Thursday, May 31, 2007

Pas Ma Faute

Every time Dr. Phil has some teenager with an 'issue' on his show (and show me a teenager without one) - he always goes on about how their brain hasn't stopped growing yet and that they really can't make decisions properly because of it and yadda yadda yadda. Are you kidding me? I was a teenager once (like 2 years ago) and I was never allowed to blame my idiocy on a physiological issue. NOT FAIR. I blamed my hair on the Final Net, my zits on the hormones and my blisters on the jelly shoes...but I couldn't blame my numnuts teenage decision-making on the fact that my brain wasn't capable of decifering right from wrong.

So, I think I missed out.

Therefore, every stupid move I make from now on will heretofore be a direct result of the underdeveloped tender chunks of cuts n' gravy in my head (not the recalled kind).

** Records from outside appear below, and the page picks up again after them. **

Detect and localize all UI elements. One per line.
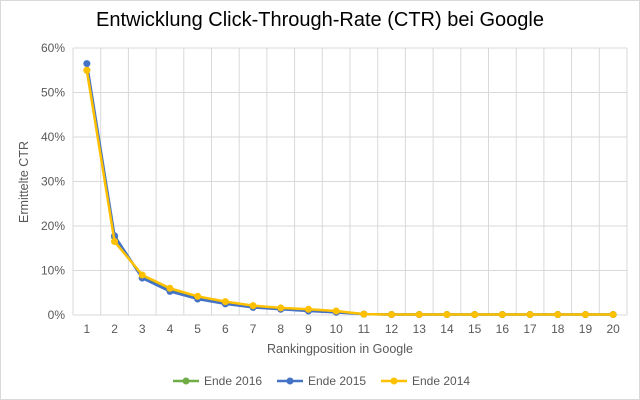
data-point bbox=[304, 305, 312, 313]
y-tick-label: 40% bbox=[41, 130, 65, 144]
data-point bbox=[194, 292, 202, 300]
legend-label: Ende 2015 bbox=[308, 374, 366, 388]
data-point bbox=[277, 304, 285, 312]
x-tick-label: 17 bbox=[523, 322, 537, 336]
y-axis-title: Ermittelte CTR bbox=[17, 141, 31, 223]
y-tick-label: 0% bbox=[48, 308, 66, 322]
x-tick-label: 18 bbox=[551, 322, 565, 336]
data-point bbox=[83, 60, 91, 68]
series-line bbox=[85, 70, 614, 316]
x-tick-label: 16 bbox=[496, 322, 510, 336]
x-tick-label: 20 bbox=[606, 322, 620, 336]
data-point bbox=[83, 66, 91, 74]
x-tick-label: 19 bbox=[579, 322, 593, 336]
x-tick-label: 10 bbox=[329, 322, 343, 336]
legend-label: Ende 2014 bbox=[412, 374, 470, 388]
axes: 0%10%20%30%40%50%60%1 2 3 4 5 6 7 8 9 10 11 12 13 14 1… bbox=[41, 41, 620, 336]
legend-marker bbox=[390, 377, 398, 385]
x-tick-label: 7 bbox=[250, 322, 257, 336]
x-tick-label: 8 bbox=[277, 322, 284, 336]
x-tick-label: 9 bbox=[305, 322, 312, 336]
x-tick-label: 13 bbox=[413, 322, 427, 336]
x-axis-title: Rankingposition in Google bbox=[267, 342, 413, 356]
x-tick-label: 14 bbox=[440, 322, 454, 336]
data-point bbox=[415, 311, 423, 319]
data-point bbox=[388, 311, 396, 319]
data-point bbox=[471, 311, 479, 319]
x-tick-label: 4 bbox=[167, 322, 174, 336]
x-tick-label: 3 bbox=[139, 322, 146, 336]
data-point bbox=[332, 307, 340, 315]
y-tick-label: 60% bbox=[41, 41, 65, 55]
x-tick-label: 6 bbox=[222, 322, 229, 336]
data-point bbox=[360, 310, 368, 318]
data-point bbox=[526, 311, 534, 319]
data-point bbox=[581, 311, 589, 319]
y-tick-label: 10% bbox=[41, 264, 65, 278]
x-tick-label: 15 bbox=[468, 322, 482, 336]
y-tick-label: 30% bbox=[41, 175, 65, 189]
x-tick-label: 5 bbox=[194, 322, 201, 336]
data-point bbox=[111, 238, 119, 246]
x-tick-label: 11 bbox=[358, 322, 371, 336]
data-point bbox=[609, 311, 617, 319]
data-point bbox=[443, 311, 451, 319]
x-tick-label: 2 bbox=[111, 322, 118, 336]
data-point bbox=[166, 284, 174, 292]
series-lines bbox=[83, 60, 617, 319]
data-point bbox=[554, 311, 562, 319]
data-point bbox=[249, 302, 257, 310]
x-tick-label: 12 bbox=[385, 322, 399, 336]
legend: Ende 2016 Ende 2015 Ende 2014 bbox=[173, 374, 470, 388]
y-tick-label: 20% bbox=[41, 219, 65, 233]
data-point bbox=[498, 311, 506, 319]
y-tick-label: 50% bbox=[41, 86, 65, 100]
legend-marker bbox=[182, 377, 190, 385]
chart-title: Entwicklung Click-Through-Rate (CTR) bei… bbox=[96, 9, 544, 31]
data-point bbox=[221, 298, 229, 306]
legend-label: Ende 2016 bbox=[204, 374, 262, 388]
legend-marker bbox=[286, 377, 294, 385]
gridlines bbox=[72, 47, 628, 316]
data-point bbox=[138, 271, 146, 279]
x-tick-label: 1 bbox=[84, 322, 91, 336]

The first thing I am going to do is some light cardio. I will achieve this by roughing up the nearest geriatric crossing guard. Back me up Dr. Philly! I'll bring a big cardboard cut-out of him when I do it, too. So when the crossing guard describes the attack to police, he'll remember seeing Dr. Phil. Sure, I'll be there too. But if you were being roughed up by a generic-looking girl and a GIANT ONE DIMENSIONAL, STONE-FACED BIG BALD MAN WHO RESSEMBLED DR. PHIL ....which would you remember most?

Yeah, I thought so.

The lesson here, people? Dr. Phil hates crossing guards. And my brain isn't my fault.

4 comments:

Maria said...

When you rough up the guard can you please let us know when and where so that I can sell lemonade for the occassion.

JB said...

You haven't been a teen for two years?
Wow, yer old, eh?
We live in a world where we're afraid to offend people who murder and steal. "Oh, they must have had a terrible childhood! it's not their fault! They're a victim!"
...so how could we possibly blame poor teens for the stoopid things they do? 'New age' psychiatry, like Dr. Phil's, is so bogus. I can't watch it. Makes me crazy that he's even got work, let alone a gazillionaire from all of it.

T said...

hehe, I forgot about the existence of jelly shoes until I read your post. Loved 'em. Thanks for taking me back N@...lol

Marisa said...

When you rough up that guard, I would like to be there to be the voice of Dr. Phil..."Now, what were you thinkin?"